My suggestion is this: take European citizens seriously, trust the “Europeanness” of the many, strive for the full parliamentarisation of the European political system and, finally, do justice to the concept of “citizen”. “Citizen” and “citizenship” mean more than just belonging in Europe, appreciating other European cultures and sharing the same broad values. Being a citizen means, above all, having the same rights. If the notions of “European citizen” and “European citizenship” are taken seriously, thinking the future of Europe with citizens at the centre must lead to the demand for a new constitutional process. In the words of Alexander Hamilton, without a constitution, “everything is nothing”.

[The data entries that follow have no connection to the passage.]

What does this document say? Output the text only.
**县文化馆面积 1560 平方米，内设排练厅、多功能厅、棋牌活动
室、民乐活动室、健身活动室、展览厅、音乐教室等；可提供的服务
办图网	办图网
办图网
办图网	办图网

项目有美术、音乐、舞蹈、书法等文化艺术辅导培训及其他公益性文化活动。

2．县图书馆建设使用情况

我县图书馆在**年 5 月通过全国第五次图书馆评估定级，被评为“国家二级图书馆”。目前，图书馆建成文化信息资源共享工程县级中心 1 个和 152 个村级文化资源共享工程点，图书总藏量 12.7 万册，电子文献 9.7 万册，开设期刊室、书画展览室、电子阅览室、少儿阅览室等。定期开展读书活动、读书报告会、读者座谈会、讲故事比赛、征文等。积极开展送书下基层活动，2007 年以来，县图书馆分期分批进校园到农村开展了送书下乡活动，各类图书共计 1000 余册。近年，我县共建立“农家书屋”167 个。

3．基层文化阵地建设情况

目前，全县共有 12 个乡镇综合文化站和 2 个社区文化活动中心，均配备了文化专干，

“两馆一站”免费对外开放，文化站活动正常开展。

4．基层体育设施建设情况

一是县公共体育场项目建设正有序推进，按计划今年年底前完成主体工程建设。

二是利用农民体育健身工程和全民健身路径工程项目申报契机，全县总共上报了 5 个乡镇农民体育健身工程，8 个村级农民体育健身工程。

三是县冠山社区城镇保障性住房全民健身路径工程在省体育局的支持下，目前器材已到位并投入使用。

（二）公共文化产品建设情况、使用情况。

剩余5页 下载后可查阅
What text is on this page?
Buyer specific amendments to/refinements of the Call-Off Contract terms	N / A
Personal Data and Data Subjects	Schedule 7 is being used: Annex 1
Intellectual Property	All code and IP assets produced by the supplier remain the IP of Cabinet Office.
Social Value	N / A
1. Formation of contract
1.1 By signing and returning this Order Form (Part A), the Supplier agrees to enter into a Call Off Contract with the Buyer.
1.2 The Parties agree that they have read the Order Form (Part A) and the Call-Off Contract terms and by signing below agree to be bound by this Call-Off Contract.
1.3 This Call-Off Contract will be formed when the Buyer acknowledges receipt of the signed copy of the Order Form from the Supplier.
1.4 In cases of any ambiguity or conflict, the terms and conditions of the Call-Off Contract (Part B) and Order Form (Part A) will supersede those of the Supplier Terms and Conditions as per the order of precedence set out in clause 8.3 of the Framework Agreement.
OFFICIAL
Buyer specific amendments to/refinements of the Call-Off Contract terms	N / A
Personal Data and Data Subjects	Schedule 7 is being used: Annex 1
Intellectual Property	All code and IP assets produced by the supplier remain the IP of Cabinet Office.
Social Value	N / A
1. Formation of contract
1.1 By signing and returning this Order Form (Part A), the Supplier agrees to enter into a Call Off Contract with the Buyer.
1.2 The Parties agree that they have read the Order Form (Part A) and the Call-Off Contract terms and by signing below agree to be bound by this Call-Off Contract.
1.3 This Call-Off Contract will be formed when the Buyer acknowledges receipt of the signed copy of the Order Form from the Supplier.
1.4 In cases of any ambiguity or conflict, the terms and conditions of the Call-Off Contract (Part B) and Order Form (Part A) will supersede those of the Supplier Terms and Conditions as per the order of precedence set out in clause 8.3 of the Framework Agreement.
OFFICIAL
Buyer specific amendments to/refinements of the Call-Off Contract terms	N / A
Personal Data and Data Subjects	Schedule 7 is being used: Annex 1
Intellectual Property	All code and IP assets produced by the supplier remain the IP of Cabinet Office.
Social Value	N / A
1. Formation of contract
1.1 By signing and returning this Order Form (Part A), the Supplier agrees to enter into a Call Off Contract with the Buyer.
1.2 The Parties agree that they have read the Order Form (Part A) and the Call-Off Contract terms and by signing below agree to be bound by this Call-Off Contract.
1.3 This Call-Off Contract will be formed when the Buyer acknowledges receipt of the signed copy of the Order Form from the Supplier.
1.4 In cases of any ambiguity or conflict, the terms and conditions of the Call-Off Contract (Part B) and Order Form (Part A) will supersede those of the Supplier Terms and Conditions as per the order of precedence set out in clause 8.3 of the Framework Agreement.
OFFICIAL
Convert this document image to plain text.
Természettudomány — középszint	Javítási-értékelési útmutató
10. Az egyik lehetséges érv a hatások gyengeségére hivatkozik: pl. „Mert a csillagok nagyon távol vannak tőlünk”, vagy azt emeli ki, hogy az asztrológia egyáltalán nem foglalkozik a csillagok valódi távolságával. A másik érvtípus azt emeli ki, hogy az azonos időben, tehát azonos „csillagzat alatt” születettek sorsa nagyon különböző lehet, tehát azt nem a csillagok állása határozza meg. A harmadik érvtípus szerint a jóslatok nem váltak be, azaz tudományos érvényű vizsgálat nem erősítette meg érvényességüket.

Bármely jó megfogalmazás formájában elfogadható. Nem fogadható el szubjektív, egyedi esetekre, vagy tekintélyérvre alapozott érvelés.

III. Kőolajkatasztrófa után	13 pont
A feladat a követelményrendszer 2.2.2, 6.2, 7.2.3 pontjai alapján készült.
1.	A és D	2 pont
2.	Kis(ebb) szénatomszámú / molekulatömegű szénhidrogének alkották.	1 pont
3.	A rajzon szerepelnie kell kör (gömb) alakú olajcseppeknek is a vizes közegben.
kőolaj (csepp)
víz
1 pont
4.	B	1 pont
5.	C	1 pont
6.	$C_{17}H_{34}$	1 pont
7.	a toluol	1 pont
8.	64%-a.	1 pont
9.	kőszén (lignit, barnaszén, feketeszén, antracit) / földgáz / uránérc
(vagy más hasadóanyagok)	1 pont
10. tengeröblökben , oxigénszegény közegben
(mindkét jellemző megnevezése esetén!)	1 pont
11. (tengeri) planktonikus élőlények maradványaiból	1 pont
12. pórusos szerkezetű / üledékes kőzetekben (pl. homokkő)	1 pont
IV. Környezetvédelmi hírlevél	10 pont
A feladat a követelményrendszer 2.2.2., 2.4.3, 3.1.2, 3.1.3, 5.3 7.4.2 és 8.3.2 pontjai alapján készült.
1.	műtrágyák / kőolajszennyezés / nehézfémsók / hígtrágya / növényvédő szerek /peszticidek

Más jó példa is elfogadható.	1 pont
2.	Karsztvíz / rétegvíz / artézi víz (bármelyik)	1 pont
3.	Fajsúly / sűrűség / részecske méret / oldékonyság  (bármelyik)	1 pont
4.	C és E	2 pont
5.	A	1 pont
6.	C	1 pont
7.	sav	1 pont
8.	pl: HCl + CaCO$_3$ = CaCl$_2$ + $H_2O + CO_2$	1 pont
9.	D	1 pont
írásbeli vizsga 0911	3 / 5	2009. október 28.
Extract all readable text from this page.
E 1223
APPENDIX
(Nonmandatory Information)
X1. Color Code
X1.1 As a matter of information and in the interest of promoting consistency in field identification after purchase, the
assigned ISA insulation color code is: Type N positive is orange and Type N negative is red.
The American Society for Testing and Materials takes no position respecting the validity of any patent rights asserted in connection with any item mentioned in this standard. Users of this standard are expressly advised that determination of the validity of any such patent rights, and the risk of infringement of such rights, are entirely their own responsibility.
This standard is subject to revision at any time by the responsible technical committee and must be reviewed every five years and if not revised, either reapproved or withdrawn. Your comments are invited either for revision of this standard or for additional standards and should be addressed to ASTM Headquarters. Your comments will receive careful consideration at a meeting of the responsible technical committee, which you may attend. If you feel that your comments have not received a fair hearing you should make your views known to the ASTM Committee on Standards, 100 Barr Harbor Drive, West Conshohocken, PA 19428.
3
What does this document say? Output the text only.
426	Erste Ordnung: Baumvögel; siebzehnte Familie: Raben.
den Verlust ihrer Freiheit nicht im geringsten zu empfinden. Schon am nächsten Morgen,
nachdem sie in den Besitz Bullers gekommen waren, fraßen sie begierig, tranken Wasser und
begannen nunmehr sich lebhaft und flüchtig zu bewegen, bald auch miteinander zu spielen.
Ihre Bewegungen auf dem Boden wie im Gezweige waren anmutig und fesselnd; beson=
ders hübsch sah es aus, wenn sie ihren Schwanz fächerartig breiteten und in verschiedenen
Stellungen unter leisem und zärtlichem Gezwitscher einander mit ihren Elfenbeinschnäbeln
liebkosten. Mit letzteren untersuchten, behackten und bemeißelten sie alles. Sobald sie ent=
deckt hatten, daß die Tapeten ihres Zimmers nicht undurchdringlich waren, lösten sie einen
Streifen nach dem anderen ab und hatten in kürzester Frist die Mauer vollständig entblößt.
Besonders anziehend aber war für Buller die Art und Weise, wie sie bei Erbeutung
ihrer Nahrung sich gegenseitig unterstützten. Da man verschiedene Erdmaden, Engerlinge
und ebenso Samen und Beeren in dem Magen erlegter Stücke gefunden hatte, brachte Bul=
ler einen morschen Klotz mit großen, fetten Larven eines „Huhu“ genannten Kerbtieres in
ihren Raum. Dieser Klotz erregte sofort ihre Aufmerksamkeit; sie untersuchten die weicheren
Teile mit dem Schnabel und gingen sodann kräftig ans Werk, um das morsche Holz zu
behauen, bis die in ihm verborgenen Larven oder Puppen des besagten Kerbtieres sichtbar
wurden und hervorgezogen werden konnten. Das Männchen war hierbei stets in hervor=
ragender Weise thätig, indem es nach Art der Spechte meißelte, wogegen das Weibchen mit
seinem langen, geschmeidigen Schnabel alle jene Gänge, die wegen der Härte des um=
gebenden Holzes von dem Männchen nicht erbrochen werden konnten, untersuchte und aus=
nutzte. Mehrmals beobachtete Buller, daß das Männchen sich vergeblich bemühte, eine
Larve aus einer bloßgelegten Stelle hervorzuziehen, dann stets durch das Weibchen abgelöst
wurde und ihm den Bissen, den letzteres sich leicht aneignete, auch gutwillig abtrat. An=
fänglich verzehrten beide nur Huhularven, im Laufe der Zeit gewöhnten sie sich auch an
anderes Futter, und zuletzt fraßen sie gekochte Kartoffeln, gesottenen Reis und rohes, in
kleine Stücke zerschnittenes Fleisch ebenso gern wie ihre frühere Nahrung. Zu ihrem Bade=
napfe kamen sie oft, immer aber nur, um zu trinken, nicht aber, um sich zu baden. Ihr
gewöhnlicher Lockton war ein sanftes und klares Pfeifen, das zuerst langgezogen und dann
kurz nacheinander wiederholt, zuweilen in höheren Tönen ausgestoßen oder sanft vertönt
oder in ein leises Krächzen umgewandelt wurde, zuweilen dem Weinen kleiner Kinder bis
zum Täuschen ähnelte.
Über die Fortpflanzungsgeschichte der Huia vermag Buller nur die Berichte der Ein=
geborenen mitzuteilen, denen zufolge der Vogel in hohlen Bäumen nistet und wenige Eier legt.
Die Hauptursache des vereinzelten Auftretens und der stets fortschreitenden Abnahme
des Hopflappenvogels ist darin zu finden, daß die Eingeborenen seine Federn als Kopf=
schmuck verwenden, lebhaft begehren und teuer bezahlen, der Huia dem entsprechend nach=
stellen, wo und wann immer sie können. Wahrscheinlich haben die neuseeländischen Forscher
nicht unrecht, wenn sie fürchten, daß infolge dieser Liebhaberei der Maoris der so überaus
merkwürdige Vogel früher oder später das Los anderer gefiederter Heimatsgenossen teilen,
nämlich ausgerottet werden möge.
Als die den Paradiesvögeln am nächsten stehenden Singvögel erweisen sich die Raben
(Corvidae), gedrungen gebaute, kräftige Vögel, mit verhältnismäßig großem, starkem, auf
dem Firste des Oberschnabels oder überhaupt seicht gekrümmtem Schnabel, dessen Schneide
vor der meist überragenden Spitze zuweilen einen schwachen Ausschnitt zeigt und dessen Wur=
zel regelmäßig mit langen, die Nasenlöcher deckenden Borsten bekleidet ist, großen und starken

What we should be imagining is a European democracy where the following principles apply: the citizens are the sovereigns of the political system; they are all equal before the law; the Parliament has a deciding role, and there is a separation of powers. Any democracy has the necessary (though not sufficient) condition that all citizens are equal in terms of voting, taxation and social access. Classically, “one person, one vote” is the key requirement for a democracy and the composition of a single electoral body. General, secret, direct and equal elections therefore constitute, in the words of French sociologist Pierre Rosanvallon, “Le Sacre du Citoyen” – the “sacred rite” of citizens. Applying the basic principle of equality to all Europeans would embed the European single market and currency in a common European democracy. This would represent a quantum leap from a purely internal market and currency towards European political unity, which was the intention of the project’s founders. It must be noted here that the concept of citizenship is independent from identity and culture: legal equality does not require or constitute a central state. Full-fledged European citizenship would not cancel out anyone’s identity.

The Maastricht Treaty promised a de facto “Union of States” and “Union of Citizens”. Yet, only the former materialized. A concrete example: British citizens now affected by Brexit would – in theory – remain European citizens if such citizenship was a legal reality, regardless of Britain’s membership in the EU. Brexit has provided a cruel demonstration of the present emptiness of “European citizenship”. Thousands of British citizens living in continental Europe will be affected, as will all the European citizens living and working in the UK. Not to mention the Scots who voted to keep their European citizenship.

If the EU survives Brexit, and if it is ready to take a lesson from this mess, that lesson should be: get to work on a European constitution, which we failed to vote for in 2003. This time round, however, we must decide on this European constitution as citizens – all 500 million of us. Embarking on such a process would be the most noble and most important undertaking of the next European parliament.